The ArsA ATPase is the catalytic subunit of the ArsAB pump encoded by the arsRDABC operon of Escherichia coli plasmid R773. ArsD is a metallochaperone that delivers As(III) to ArsA, increasing its affinity for As(III), thus conferring resistance to environmental concentrations of arsenic. R773 ArsD is a homodimer with three vicinal cysteine pairs, Cys(12)-Cys(13), Cys(112)-Cys(113), and Cys(119)-Cys(120), in each subunit. Each vicinal pair binds As(III) or Sb(III).

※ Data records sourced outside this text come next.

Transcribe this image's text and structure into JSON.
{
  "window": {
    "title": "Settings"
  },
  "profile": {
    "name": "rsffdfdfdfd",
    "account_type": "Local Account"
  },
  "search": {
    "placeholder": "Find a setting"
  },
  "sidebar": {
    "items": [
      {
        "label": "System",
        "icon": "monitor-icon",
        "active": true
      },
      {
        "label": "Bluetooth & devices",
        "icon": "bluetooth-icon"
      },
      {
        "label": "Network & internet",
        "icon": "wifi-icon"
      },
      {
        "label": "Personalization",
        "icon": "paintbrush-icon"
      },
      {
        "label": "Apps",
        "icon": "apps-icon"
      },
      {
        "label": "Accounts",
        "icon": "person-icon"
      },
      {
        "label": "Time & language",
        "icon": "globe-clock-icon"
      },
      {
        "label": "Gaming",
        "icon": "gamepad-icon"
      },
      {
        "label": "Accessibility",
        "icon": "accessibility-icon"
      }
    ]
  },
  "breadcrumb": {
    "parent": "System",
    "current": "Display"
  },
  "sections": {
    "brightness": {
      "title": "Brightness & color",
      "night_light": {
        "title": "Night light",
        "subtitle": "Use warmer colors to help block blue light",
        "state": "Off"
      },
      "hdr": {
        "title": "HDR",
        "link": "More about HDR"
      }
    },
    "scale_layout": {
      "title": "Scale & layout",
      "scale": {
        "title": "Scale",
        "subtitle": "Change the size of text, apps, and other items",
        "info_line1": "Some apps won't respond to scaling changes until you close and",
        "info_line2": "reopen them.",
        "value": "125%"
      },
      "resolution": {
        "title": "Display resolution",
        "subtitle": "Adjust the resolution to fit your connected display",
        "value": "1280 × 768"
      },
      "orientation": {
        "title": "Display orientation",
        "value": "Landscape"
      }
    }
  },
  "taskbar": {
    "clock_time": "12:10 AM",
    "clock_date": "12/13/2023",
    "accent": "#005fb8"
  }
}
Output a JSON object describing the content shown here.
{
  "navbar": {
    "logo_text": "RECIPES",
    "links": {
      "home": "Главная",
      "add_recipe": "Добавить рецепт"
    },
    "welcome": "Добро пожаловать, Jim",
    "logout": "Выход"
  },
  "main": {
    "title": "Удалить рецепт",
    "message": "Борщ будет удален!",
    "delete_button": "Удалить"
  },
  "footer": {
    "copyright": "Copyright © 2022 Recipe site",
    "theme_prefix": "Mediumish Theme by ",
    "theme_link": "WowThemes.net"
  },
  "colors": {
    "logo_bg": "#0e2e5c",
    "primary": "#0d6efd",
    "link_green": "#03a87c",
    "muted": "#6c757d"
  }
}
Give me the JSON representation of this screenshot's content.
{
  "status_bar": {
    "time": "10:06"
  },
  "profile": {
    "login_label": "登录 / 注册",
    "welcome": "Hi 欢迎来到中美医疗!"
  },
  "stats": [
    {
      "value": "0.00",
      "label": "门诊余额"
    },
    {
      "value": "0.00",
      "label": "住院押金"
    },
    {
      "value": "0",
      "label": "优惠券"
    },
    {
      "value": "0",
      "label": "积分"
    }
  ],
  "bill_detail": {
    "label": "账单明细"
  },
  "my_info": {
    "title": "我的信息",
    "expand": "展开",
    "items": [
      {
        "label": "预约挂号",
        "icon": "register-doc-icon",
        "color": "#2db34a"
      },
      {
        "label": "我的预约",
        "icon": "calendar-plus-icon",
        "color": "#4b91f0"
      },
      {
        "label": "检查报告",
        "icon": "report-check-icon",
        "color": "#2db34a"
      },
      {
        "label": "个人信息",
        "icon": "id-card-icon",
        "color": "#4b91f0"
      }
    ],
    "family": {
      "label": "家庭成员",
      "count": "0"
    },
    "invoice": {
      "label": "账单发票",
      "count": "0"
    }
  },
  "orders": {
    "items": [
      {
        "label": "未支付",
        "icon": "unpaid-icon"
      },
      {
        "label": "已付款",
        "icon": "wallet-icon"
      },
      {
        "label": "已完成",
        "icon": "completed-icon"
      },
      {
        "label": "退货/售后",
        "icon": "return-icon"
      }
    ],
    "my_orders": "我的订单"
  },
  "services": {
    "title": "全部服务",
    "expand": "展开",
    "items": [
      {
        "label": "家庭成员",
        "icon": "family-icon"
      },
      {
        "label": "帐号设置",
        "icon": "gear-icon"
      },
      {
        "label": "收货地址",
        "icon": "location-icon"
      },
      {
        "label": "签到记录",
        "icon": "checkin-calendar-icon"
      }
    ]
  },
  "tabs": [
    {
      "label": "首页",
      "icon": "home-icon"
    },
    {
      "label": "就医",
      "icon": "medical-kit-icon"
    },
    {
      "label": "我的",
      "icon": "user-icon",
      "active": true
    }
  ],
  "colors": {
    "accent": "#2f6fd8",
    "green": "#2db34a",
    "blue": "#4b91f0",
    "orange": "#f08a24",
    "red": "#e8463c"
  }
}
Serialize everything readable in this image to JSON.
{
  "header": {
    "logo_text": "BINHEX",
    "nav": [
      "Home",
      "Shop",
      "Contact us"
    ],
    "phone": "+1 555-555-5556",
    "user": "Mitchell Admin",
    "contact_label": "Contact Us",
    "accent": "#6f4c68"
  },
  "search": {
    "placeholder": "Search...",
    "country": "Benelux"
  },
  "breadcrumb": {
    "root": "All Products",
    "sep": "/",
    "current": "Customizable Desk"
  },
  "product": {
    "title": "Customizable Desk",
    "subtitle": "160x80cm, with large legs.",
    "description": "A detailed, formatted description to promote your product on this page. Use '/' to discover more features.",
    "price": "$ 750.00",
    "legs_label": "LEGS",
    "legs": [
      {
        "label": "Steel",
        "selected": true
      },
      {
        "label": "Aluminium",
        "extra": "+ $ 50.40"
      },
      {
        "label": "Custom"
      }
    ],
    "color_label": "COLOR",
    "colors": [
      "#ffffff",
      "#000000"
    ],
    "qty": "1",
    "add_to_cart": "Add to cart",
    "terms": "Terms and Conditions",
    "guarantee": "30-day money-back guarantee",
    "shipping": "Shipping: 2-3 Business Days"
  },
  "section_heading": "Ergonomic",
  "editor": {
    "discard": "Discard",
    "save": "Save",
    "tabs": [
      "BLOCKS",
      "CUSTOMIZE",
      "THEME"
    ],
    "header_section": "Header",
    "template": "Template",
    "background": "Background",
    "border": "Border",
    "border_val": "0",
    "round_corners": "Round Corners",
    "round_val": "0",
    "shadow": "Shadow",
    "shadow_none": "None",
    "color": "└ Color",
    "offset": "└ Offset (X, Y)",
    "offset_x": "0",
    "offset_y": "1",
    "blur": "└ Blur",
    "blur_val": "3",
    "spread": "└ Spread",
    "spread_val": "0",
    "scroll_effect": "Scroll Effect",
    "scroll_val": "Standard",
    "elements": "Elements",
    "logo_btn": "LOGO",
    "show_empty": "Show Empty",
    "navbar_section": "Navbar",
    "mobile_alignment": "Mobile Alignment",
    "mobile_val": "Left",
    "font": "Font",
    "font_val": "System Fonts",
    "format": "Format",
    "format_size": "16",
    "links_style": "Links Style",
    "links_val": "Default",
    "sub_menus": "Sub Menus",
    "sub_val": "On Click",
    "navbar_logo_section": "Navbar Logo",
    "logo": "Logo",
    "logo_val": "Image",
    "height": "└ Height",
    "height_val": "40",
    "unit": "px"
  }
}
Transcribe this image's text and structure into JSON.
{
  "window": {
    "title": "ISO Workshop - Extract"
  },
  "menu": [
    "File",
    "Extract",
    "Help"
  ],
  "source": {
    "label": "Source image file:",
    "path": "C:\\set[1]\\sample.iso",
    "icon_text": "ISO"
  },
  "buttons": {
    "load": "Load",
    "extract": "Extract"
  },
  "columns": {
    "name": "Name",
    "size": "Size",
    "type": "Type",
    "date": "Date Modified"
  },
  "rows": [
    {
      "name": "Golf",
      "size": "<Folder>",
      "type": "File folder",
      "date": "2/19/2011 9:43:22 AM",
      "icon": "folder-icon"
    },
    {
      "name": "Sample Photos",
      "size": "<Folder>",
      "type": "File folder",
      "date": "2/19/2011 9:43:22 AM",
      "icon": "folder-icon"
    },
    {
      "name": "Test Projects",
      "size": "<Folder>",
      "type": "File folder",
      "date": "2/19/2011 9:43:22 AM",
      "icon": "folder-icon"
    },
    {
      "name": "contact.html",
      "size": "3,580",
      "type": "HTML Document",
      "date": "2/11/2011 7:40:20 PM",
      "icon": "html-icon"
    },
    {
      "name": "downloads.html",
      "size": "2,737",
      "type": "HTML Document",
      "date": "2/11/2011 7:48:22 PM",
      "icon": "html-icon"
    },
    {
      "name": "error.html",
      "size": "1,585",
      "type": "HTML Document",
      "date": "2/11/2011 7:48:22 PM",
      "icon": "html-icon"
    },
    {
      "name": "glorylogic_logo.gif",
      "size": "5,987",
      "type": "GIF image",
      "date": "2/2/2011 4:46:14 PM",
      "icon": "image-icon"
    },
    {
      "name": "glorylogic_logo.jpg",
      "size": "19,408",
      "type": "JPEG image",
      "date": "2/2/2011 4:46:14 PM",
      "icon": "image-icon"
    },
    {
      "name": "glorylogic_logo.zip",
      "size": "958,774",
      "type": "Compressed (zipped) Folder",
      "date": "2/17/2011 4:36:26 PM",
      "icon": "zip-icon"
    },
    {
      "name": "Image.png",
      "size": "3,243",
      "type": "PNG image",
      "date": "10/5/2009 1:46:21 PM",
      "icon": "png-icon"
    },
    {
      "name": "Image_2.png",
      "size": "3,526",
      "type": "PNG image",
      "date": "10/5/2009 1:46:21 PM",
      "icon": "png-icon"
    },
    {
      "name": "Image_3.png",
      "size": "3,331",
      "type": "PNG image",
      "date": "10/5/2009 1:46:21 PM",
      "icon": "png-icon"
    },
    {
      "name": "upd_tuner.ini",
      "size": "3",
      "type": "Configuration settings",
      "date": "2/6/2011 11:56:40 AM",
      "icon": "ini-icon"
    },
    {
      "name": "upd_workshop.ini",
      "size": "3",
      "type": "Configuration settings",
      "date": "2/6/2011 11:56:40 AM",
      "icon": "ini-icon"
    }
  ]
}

Alignment of the primary sequence of homologues of ArsD indicates that only the first vicinal cysteine pair, Cys(12)-Cys(13), and an additional cysteine, Cys(18), are conserved. The effect of cysteine-to-alanine substitutions and truncations were examined. By yeast two-hybrid analysis, nearly all of the ArsD mutants were able to interact with wild type ArsD, indicating that the mutations do not interfere with dimerization. ArsD mutants with alanines substituting for Cys(112), Cys(113), Cys(119), or Cys(120) individually or in pairs or truncations lacking the vicinal pairs retained ability to interact with ArsA and to activate its ATPase activity. Cells expressing these mutants retained ArsD-enhanced As(III) efflux and resistance. In contrast, mutants with substitutions of conserved Cys(12), Cys(13), or Cys(18), individually or in pairs, were unable to activate ArsA or to enhance the activity of the ArsAB pump. We propose that ArsD residues Cys(12), Cys(13), and Cys(18), but not Cys(112), Cys(113), Cys(119), or Cys(120), are required for delivery of As(III) to and activation of the ArsAB pump.